5 Lessons Children Can Learn from Getting an Allowance
I'm a firm believer in giving a child an allowance even for children as young as four and five! Why? Because it teaches them the concrete value of money as well as effective money management techniques at an early age. Allowances also provide many opportunities for teaching children specific lessons about money. Here I will discuss five key lessons your children can learn from getting an allowance.
1.) "Money is something you work for."
I don't condone giving a child an allowance without giving them some sort of age-appropriate chores or responsibilities around the house. This way they learn that money doesn't just appear out of nowhere. Four- and five-year-olds can make their own beds, pick up their own toys, set and clear the table and even feed pets. With help, they can even do more "grown up" chores like sweeping, unloading the dishwasher or drying off dishes with a kitchen towel. You might even send them throughout the house to gather any trash and dirty dishes to bring to you. Older children can do more difficult chores, like taking out the trash or vacuuming. The key is that they associate doing these simple household chores with the money they receive at the end of the week. If your child doesn't want to do chores one week, make it clear to them that they will not receive an allowance that week. You'll really drive the point home when they beg for toys or treats at the store, and you tell them, "You haven't earned any money for that toy or treat this week."
2.) "You save money to get the things you want."
Speaking of saving for toys, giving a child an allowance is a perfect opportunity to teach young children about saving. You may even want to give them an incentive to save at first like matching dollar-for-dollar every little bit they save in a jar in your child's room. When your child points out a toy that he or she particularly wants, ask them how much they have in savings (when they're old enough to count). You don't have to make them pay for the whole thing at first, but at least encourage them to pay for half of the toy out of their own savings. As they get older, they can pay for certain toys in their entirety.
3.) "It's important to give money too."
Allowances are also a perfect opportunity to talk to your child about charitable giving. If you are a church-going family, train your child to give a little of his or her allowance to the offering plate and explain that the money helps the church pay its bills. You may even want to encourage your child to use the money to support a child in a third world country through a nonprofit organization such as World Vision or Compassion International. To make the giving lesson more concrete, you can take your child to your neighborhood food bank or other local nonprofit organization and explain how giving some of the money from their allowance helps people in need.
4.) "You can save money toward a big goal."
Let's say your child wants something a little pricier, like a certain Wii or PlayStation game. You can talk to them about saving their allowance toward this big purchase. You can print out a picture of the game on your printer and tape it on the wall above their savings jar so they can keep their goal in mind. This will encourage them to save little by little until they can afford their big-ticket item.

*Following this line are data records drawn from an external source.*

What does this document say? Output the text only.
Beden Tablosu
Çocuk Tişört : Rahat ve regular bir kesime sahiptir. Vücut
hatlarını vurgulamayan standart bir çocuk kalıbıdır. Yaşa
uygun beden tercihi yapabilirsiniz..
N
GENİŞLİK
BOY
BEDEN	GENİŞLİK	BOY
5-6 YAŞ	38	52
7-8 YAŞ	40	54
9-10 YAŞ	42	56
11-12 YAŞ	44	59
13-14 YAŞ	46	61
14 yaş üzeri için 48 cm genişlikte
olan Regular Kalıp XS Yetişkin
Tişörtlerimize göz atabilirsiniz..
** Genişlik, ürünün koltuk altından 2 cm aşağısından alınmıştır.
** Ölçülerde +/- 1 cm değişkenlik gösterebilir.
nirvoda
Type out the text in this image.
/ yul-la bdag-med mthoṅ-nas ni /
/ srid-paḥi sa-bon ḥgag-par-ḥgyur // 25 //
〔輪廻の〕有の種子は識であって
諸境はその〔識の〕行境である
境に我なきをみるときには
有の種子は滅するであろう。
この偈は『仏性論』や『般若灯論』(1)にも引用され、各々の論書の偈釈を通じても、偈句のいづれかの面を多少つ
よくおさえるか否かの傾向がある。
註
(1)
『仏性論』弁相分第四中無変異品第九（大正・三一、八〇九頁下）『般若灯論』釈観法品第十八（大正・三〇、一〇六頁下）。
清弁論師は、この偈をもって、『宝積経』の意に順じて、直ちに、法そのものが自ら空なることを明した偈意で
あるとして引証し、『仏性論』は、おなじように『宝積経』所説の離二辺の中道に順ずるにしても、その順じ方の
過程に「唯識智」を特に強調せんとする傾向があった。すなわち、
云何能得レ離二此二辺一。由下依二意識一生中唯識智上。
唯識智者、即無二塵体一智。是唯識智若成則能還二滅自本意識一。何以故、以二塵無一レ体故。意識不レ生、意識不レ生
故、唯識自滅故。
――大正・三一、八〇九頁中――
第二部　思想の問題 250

5.) "Money is something to be grateful for."
When it's the day your child gets his or her allowance, teach him or her to ask politely for their allowance and to say thank you once they've received it. Explain to them that not all children receive allowances and that it's something that mommy and daddy have to work hard for. Encourage them not to brag about their allowances at school and to share their allowance when necessary by buying little things like snacks at a convenience store for a friend.
In conclusion, children can learn many valuable lessons by receiving an allowance. These are only a few examples. What lesson has your child learned in the past few months?